Re: Dictionary Compression for HTTP (at Facebook)

On Sat, Sep 1, 2018 at 1:23 AM Jyrki Alakuijala <jyrki@google.com> wrote:

> On Fri, Aug 31, 2018 at 4:58 PM, Ryan Sleevi <ryan-ietf@sleevi.com> wrote:
>>
>> Of course, this is all after the security concerns are mitigated ;)
>>
>
> We involved Thai Duong in the security analysis and we have a limited
> scope solution that allows much of the benefits without these security
> concerns. One main mitigation there is to never compress data mixed from
> public and private sources.
>

Yes.
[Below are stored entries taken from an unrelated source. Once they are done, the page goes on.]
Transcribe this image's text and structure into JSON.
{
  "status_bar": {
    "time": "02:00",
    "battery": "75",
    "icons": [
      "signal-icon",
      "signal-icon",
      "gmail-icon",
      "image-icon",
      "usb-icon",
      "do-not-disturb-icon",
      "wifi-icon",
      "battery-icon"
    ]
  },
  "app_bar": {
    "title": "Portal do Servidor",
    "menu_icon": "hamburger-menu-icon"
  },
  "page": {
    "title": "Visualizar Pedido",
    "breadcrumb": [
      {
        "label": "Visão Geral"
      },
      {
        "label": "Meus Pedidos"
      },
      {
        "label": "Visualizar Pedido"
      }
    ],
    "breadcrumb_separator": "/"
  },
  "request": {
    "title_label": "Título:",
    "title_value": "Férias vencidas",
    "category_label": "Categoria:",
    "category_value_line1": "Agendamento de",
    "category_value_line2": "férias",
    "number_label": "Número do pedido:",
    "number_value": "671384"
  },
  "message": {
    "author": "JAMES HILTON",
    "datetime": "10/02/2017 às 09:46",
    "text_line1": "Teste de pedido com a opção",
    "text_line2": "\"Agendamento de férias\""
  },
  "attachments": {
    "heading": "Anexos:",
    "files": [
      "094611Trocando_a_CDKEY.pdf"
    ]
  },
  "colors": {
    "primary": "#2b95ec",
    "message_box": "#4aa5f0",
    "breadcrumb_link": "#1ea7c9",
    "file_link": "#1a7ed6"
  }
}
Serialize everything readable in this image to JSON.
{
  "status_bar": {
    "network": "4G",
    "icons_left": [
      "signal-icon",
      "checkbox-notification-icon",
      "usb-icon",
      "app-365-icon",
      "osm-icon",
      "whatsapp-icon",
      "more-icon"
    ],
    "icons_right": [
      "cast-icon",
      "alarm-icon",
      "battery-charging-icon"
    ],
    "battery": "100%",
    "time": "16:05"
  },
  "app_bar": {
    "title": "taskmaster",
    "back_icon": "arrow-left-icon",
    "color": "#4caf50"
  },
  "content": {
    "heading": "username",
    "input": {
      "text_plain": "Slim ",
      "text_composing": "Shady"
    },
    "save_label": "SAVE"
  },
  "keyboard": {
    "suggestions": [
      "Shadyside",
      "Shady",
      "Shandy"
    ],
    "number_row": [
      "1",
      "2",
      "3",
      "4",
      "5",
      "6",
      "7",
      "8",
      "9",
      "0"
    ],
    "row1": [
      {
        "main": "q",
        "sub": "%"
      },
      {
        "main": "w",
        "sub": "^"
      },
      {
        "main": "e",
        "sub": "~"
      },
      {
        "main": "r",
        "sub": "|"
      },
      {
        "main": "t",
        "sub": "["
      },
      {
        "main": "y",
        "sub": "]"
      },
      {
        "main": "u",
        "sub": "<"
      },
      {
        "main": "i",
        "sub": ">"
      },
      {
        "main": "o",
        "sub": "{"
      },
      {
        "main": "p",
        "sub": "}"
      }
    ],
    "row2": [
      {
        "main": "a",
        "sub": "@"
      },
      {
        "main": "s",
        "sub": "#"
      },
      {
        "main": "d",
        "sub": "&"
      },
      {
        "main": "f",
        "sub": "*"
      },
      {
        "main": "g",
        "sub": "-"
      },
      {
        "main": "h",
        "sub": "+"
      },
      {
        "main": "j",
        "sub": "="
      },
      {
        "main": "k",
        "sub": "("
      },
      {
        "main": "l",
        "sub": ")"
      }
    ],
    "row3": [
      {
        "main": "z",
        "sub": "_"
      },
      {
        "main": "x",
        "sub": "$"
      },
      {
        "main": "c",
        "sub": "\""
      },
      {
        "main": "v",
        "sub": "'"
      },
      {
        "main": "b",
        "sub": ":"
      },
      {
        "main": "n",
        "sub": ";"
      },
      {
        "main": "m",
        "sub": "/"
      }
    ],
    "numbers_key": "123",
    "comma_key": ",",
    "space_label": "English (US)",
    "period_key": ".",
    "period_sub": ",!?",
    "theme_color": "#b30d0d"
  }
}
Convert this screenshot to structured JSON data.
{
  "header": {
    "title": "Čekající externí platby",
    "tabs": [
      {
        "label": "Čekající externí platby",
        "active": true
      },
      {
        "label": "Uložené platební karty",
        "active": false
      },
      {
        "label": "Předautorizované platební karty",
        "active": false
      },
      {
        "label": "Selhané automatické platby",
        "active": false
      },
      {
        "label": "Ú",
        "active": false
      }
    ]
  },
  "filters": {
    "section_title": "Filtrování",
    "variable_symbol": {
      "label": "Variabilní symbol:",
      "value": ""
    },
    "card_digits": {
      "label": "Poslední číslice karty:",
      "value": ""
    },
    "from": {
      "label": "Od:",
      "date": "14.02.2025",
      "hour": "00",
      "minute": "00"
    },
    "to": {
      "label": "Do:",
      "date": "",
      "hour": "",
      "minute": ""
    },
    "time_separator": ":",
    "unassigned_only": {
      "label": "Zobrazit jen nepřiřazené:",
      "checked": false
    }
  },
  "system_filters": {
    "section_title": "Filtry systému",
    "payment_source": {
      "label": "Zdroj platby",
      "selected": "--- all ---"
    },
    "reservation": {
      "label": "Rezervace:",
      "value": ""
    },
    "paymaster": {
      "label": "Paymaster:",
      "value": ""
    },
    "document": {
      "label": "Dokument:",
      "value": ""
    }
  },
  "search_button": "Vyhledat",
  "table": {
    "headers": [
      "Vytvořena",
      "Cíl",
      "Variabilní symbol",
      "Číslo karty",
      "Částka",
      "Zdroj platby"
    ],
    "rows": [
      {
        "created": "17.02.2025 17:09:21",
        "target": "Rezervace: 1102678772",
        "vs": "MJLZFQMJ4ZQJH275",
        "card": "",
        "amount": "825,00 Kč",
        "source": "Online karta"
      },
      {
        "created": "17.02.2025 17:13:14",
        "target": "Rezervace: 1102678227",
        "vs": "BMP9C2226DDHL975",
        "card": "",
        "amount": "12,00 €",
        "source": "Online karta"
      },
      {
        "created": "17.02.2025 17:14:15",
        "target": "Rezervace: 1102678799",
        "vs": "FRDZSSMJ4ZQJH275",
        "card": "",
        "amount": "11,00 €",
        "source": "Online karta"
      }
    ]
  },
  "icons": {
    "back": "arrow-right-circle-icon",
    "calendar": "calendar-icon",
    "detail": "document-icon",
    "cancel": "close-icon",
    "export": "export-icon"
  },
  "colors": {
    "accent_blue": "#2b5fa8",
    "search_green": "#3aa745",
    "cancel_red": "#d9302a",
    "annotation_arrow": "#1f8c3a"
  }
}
That’s been well understood and well discussed as the bare minimum -
but that requires servers understanding what constitutes public and private
sources, or the interaction between data that may need to remain private
through timing leaks.

I don’t think it’s fair to say without the security concerns - there’s a
considerably high bar to demonstrate that, both in theory and in practice.
A compression scheme that requires serves dramatically rework their serving
infrastructure in order to tag such is, generally speaking, an insecure
solution. The adoption of a given method is highly correlated to its lack
of footguns, and tagged annotations of public v private are a giant footgun
for server operators and not worth the risk to users, or the implicit trust
that servers and server operators can and will get it right.